"When 'inconsequential' means 'better'"
Jeff Jacoby does an excellent job taking on an argument I am seeing more and more often. Liberals--or Progressives, as some of them would prefer to be know these days--point to some federal government program, argue it is highly worthwhile, and then say, "See what we would lose if the conservatives get their way?" Jacoby summarizes a couple of recent versions:
Commenting on Twitter as the Texas governor announced his presidential candidacy, longtime Washington journalist Howard Kurtz wondered: “Perry wants to make DC ‘inconsequential in your life.’ Does that include Medicare, Soc Sec, vets’ programs, air safety, FDA?’’ Former Bobby Kennedy aide Jeff Greenfield ran through a litany of Washington’s contributions to American life - from railroads, interstate highways, and the Hoover Dam to land-grant colleges, civil rights, and subsidized mortgages - and marveled at the depth of the right’s “disdain for all things Washington.’’
Jacoby responds:
But it isn’t highways or veterans’ programs or minority voting rights that conservatives find so objectionable about Washington.

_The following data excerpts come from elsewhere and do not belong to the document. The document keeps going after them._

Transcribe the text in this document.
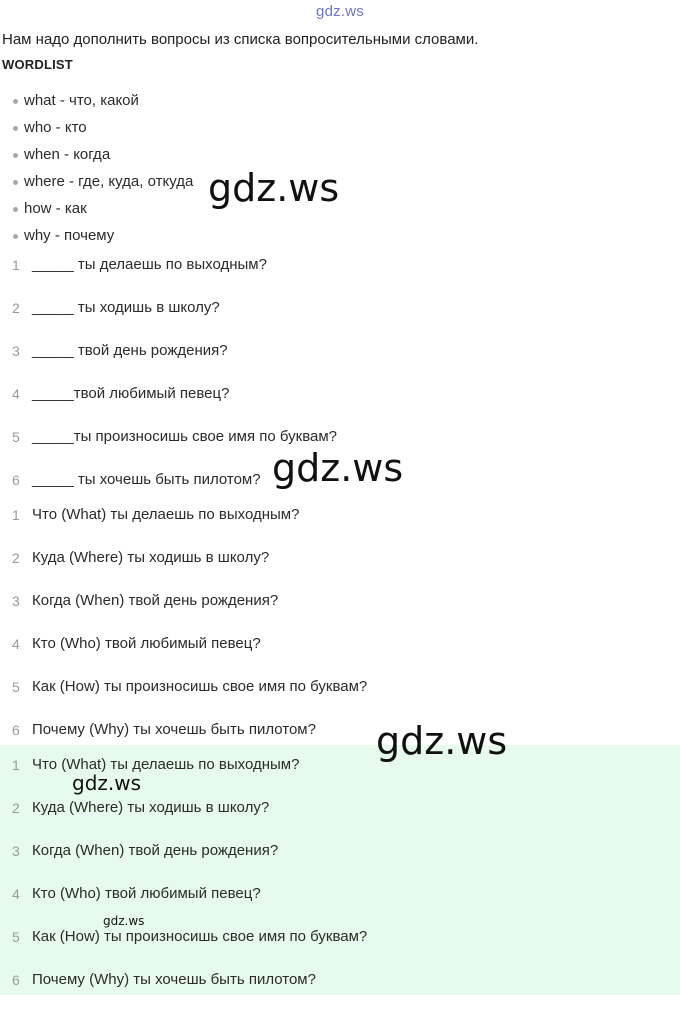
gdz.ws

Нам надо дополнить вопросы из списка вопросительными словами.

WORDLIST

what - что, какой
who - кто
when - когда
where - где, куда, откуда
how - как
why - почему
1 _____ ты делаешь по выходным?
2 _____ ты ходишь в школу?
3 _____ твой день рождения?
4 _____твой любимый певец?
5 _____ты произносишь свое имя по буквам?
6 _____ ты хочешь быть пилотом?
1 Что (What) ты делаешь по выходным?
2 Куда (Where) ты ходишь в школу?
3 Когда (When) твой день рождения?
4 Кто (Who) твой любимый певец?
5 Как (How) ты произносишь свое имя по буквам?
6 Почему (Why) ты хочешь быть пилотом?
1 Что (What) ты делаешь по выходным?
2 Куда (Where) ты ходишь в школу?
3 Когда (When) твой день рождения?
4 Кто (Who) твой любимый певец?
5 Как (How) ты произносишь свое имя по буквам?
6 Почему (Why) ты хочешь быть пилотом?
gdz.ws
gdz.ws
gdz.ws
gdz.ws
gdz.ws
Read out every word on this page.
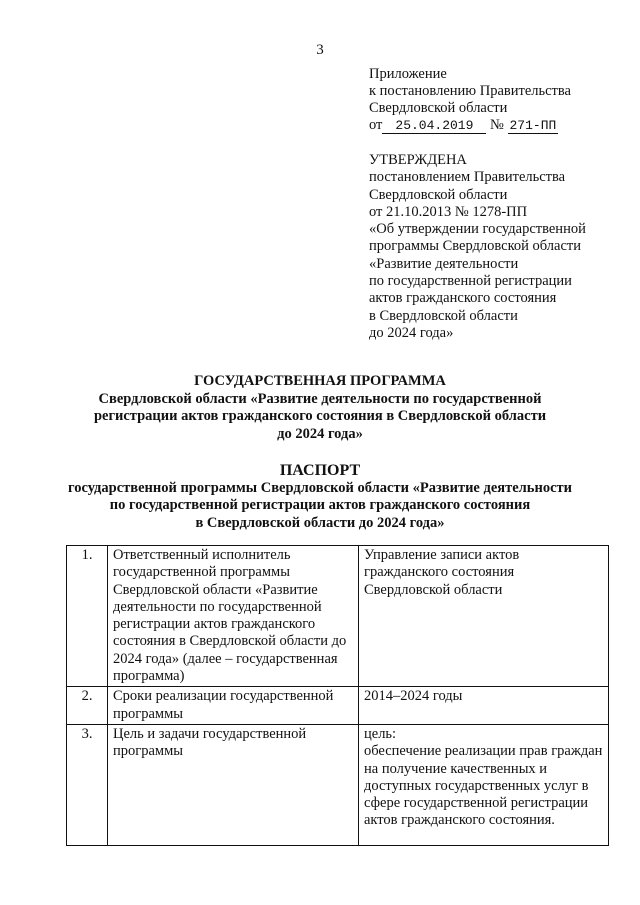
3
Приложение
к постановлению Правительства
Свердловской области
от 25.04.2019 № 271-ПП
УТВЕРЖДЕНА
постановлением Правительства
Свердловской области
от 21.10.2013 № 1278-ПП
«Об утверждении государственной
программы Свердловской области
«Развитие деятельности
по государственной регистрации
актов гражданского состояния
в Свердловской области
до 2024 года»
ГОСУДАРСТВЕННАЯ ПРОГРАММА
Свердловской области «Развитие деятельности по государственной
регистрации актов гражданского состояния в Свердловской области
до 2024 года»
ПАСПОРТ
государственной программы Свердловской области «Развитие деятельности
по государственной регистрации актов гражданского состояния
в Свердловской области до 2024 года»
1.	Ответственный исполнитель государственной программы Свердловской области «Развитие деятельности по государственной регистрации актов гражданского состояния в Свердловской области до 2024 года» (далее – государственная программа)	Управление записи актов гражданского состояния Свердловской области
2.	Сроки реализации государственной программы	2014–2024 годы
3.	Цель и задачи государственной программы	цель:
обеспечение реализации прав граждан на получение качественных и доступных государственных услуг в сфере государственной регистрации актов гражданского состояния.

When Perry speaks of making the nation’s capital “inconsequential,’’ he isn’t proposing to dismantle the Hoover Dam. Hard as it may be for liberals to accept, the Republican base isn’t motivated by blind loathing of the federal government, or by a nihilistic urge to wipe out the good that Washington has accomplished.
What conservatives believe, rather, is what America’s Founders believed: that government is best which governs least, and that human freedom and dignity are likeliest to thrive not when power is centralized and remote, but when it is diffuse, local, and modest.
Excellent!
Here's another reply: the federal government has been spending hundreds of billions--now trillions--of dollars each year. Surely, some of them provide some good for at least some Americans. But it's a logical fallacy--the fallacy of composition--that an example or two proves that the entire federal budget is being spent well.
Or: get back to me when the federal budget is spent largely on interstate highways, land-grant colleges, and civil rights. I'll wait.


What we want is a slender efficient and limited government that can be more effective in the things that a central government should be doing.
Instead of a bloated leviathan destroying all of our substance while pursuing chimeras of social engineering.
Posted by: kyle8 | August 31, 2011 at 07:28 AM
Perry's no Green. He wouldn't dismantle Hoover Dam. Greens would.
Posted by: ErisGuy | August 31, 2011 at 12:36 PM
I have a blind loathing of government.